Negative, remember this was the best move for CIG because they are not in the business of making money selling games.

They are in the business of making money selling the development of games, and in that case the longer it takes the more money they make. As such, the worst decisions result in the most profit.
 
Negative, remember this was the best move for CIG because they are not in the business of making money selling games.

They are in the business of making money selling the development of games, and in that case the longer it takes the more money they make. As such, the worst decisions result in the most profit.
Got it wrong there...Chris Roberts has no idea what he's doing, refuses to listen to experienced devs that do know...he made money from the get-go, even when he didn't have a basic project to actually sell. The raking in money is simply a result of dreamcrafting...he's good at that.
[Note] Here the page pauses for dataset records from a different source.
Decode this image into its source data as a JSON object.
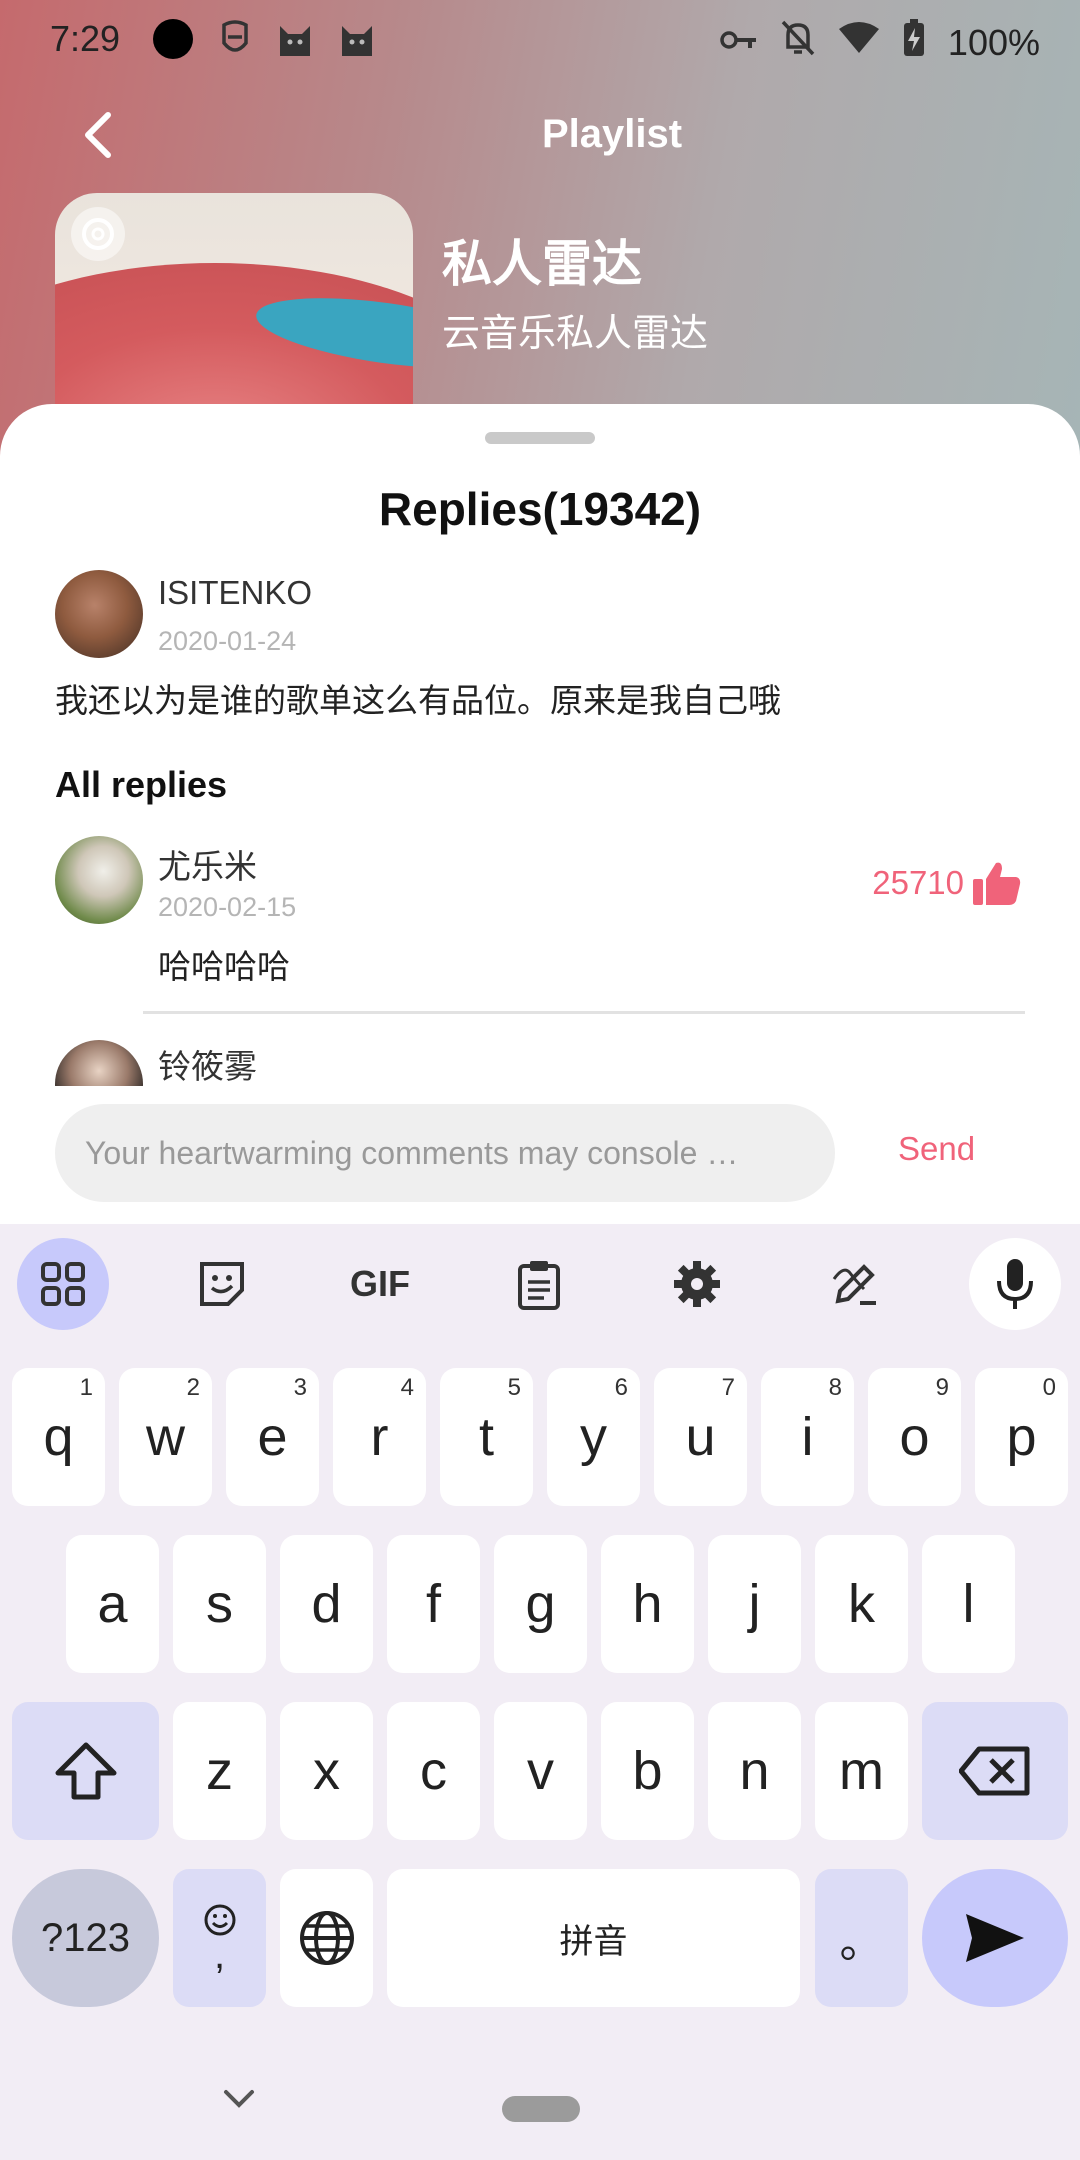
{
  "status_bar": {
    "time": "7:29",
    "battery": "100%",
    "icons_left": [
      "camera-cutout-icon",
      "face-app-icon",
      "cat-icon",
      "cat-icon"
    ],
    "icons_right": [
      "key-icon",
      "bell-off-icon",
      "wifi-icon",
      "battery-charging-icon"
    ]
  },
  "header": {
    "title": "Playlist",
    "back_icon": "chevron-left-icon"
  },
  "playlist": {
    "name": "私人雷达",
    "subtitle": "云音乐私人雷达"
  },
  "replies": {
    "title": "Replies(19342)",
    "original_comment": {
      "user": "ISITENKO",
      "date": "2020-01-24",
      "text": "我还以为是谁的歌单这么有品位。原来是我自己哦"
    },
    "section_label": "All replies",
    "items": [
      {
        "user": "尤乐米",
        "date": "2020-02-15",
        "text": "哈哈哈哈",
        "likes": "25710"
      },
      {
        "user": "铃筱雾"
      }
    ]
  },
  "comment_box": {
    "placeholder": "Your heartwarming comments may console …",
    "send_label": "Send"
  },
  "keyboard": {
    "toolbar": [
      "apps-grid-icon",
      "sticker-icon",
      "GIF",
      "clipboard-icon",
      "settings-icon",
      "handwriting-icon",
      "mic-icon"
    ],
    "row1": [
      {
        "key": "q",
        "hint": "1"
      },
      {
        "key": "w",
        "hint": "2"
      },
      {
        "key": "e",
        "hint": "3"
      },
      {
        "key": "r",
        "hint": "4"
      },
      {
        "key": "t",
        "hint": "5"
      },
      {
        "key": "y",
        "hint": "6"
      },
      {
        "key": "u",
        "hint": "7"
      },
      {
        "key": "i",
        "hint": "8"
      },
      {
        "key": "o",
        "hint": "9"
      },
      {
        "key": "p",
        "hint": "0"
      }
    ],
    "row2": [
      "a",
      "s",
      "d",
      "f",
      "g",
      "h",
      "j",
      "k",
      "l"
    ],
    "row3": [
      "z",
      "x",
      "c",
      "v",
      "b",
      "n",
      "m"
    ],
    "symbols_label": "?123",
    "comma_label": ",",
    "space_label": "拼音",
    "period_label": "。"
  },
  "colors": {
    "accent": "#f0637a",
    "keyboard_bg": "#f2edf5",
    "mod_key": "#dcdcf6",
    "enter_key": "#c7c9fb"
  }
}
There's still a game to be had buried under all the ponzi scheme marketing and global top end mismanagement... even CR believes that, so do his devs...strangely enough, so do I ;)
 
And for only $115, you too can race around the Galaxy sector stars system planets!
The prices have gone up since you last looked...can't get a Cutlass for under $150 nowadays :D

Anyway, I look on it as a good thing all in all, reducing the time spent in QT was essential....especially for folks with the smaller ships, good move by Ci¬G.
 
A careful reduction of staff to right size to their incoming pledges in the New Year would allow them to sail on wards for a decent while. My guess is as they reach the tipping point and they can no longer reduce staff without it being obvious the game will be declared released. That way they will have delivered something. If release is a success they will continue if not then they have a justifiable reason to close down.
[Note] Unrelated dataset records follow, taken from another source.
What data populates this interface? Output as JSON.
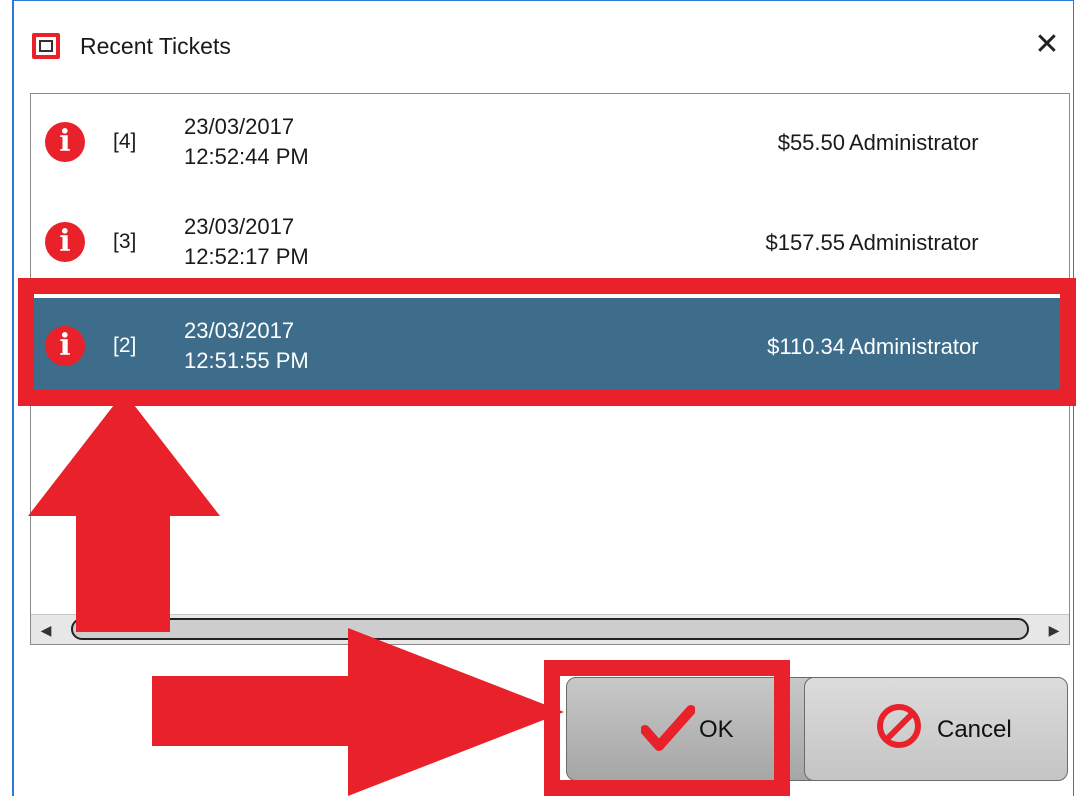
{
  "window": {
    "title": "Recent Tickets",
    "close_label": "✕"
  },
  "tickets": [
    {
      "id": "[4]",
      "date": "23/03/2017",
      "time": "12:52:44 PM",
      "amount": "$55.50",
      "user": "Administrator",
      "selected": false
    },
    {
      "id": "[3]",
      "date": "23/03/2017",
      "time": "12:52:17 PM",
      "amount": "$157.55",
      "user": "Administrator",
      "selected": false
    },
    {
      "id": "[2]",
      "date": "23/03/2017",
      "time": "12:51:55 PM",
      "amount": "$110.34",
      "user": "Administrator",
      "selected": true
    }
  ],
  "buttons": {
    "ok_label": "OK",
    "cancel_label": "Cancel"
  },
  "icons": {
    "info": "info-icon",
    "ok": "checkmark-icon",
    "cancel": "prohibited-icon"
  },
  "colors": {
    "accent_red": "#e8212a",
    "selection": "#3e6d8c"
  }
}
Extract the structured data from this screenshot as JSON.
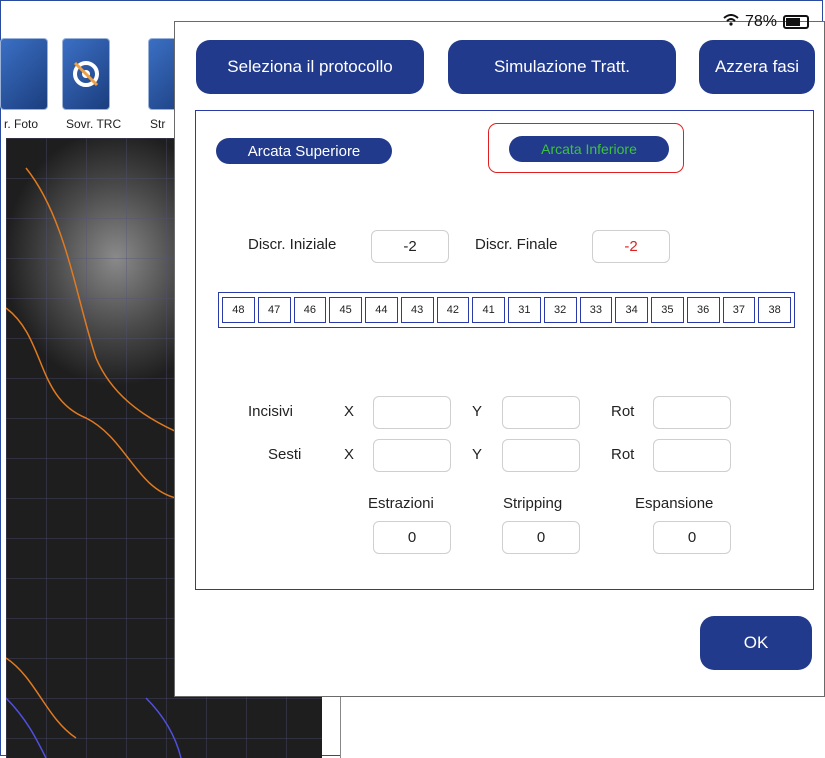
{
  "status": {
    "battery": "78%"
  },
  "background": {
    "tools": [
      {
        "label": "r. Foto"
      },
      {
        "label": "Sovr. TRC"
      },
      {
        "label": "Str"
      }
    ]
  },
  "modal": {
    "buttons": {
      "protocol": "Seleziona il protocollo",
      "simulation": "Simulazione Tratt.",
      "reset": "Azzera fasi",
      "ok": "OK"
    },
    "arches": {
      "upper": "Arcata Superiore",
      "lower": "Arcata Inferiore"
    },
    "discrepancy": {
      "initial_label": "Discr. Iniziale",
      "initial_value": "-2",
      "final_label": "Discr. Finale",
      "final_value": "-2"
    },
    "teeth": [
      "48",
      "47",
      "46",
      "45",
      "44",
      "43",
      "42",
      "41",
      "31",
      "32",
      "33",
      "34",
      "35",
      "36",
      "37",
      "38"
    ],
    "movements": {
      "incisivi_label": "Incisivi",
      "sesti_label": "Sesti",
      "x_label": "X",
      "y_label": "Y",
      "rot_label": "Rot"
    },
    "extras": {
      "estrazioni_label": "Estrazioni",
      "estrazioni_value": "0",
      "stripping_label": "Stripping",
      "stripping_value": "0",
      "espansione_label": "Espansione",
      "espansione_value": "0"
    }
  },
  "colors": {
    "button_bg": "#213a8c",
    "selected_text": "#3ec23e",
    "highlight_border": "#e02020",
    "panel_border": "#2a3aa8"
  }
}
They are still trying to fill 76 vacancies.


That's somewhere in the region of 1/7th of their total staffing needs. That is just insane and one has to wonder why they have so many vacancies, some of which have been open for a very long time. Can they not find people with the right skills? Hard to believe. Are they too demanding? Hard to believe when you see "senior" developers at CIG who look like they are fresh out of school. Maybe word gets around, people are not applying? Its believable if you are a skeptic and people in the industry talk. CR's management style is well known and not everyone wants to be micromanaged or told to rework the same thing multiple times or deal with crazy deadlines (remember the whole "we intentionally make unrealistic deadlines to motivate staff" idiocy?). Perhaps the crunch culture is a turn off for many, when you can get an equivalent or better salary elsewhere with less crunch (the gaming industry is well known for crunch and many devs i've known who worked in gaming were only too happy to get out and work on less glamorous projects). Maybe they also have high staff turnover, meaning every time they fill a position, another one opens up. That would requires a close analysis of the vacancies over time, something i'm not willing to do.
 
The prices have gone up since you last looked...can't get a Cutlass for under $150 nowadays :D

Ah, so this is why it was wise to invest early! Invest early, save money! Just think about the hundreds of pounds people might save by investing thousands early!

Only fools will wait for the game to release for a standard price and then actually earn the ships in game with in-game currency.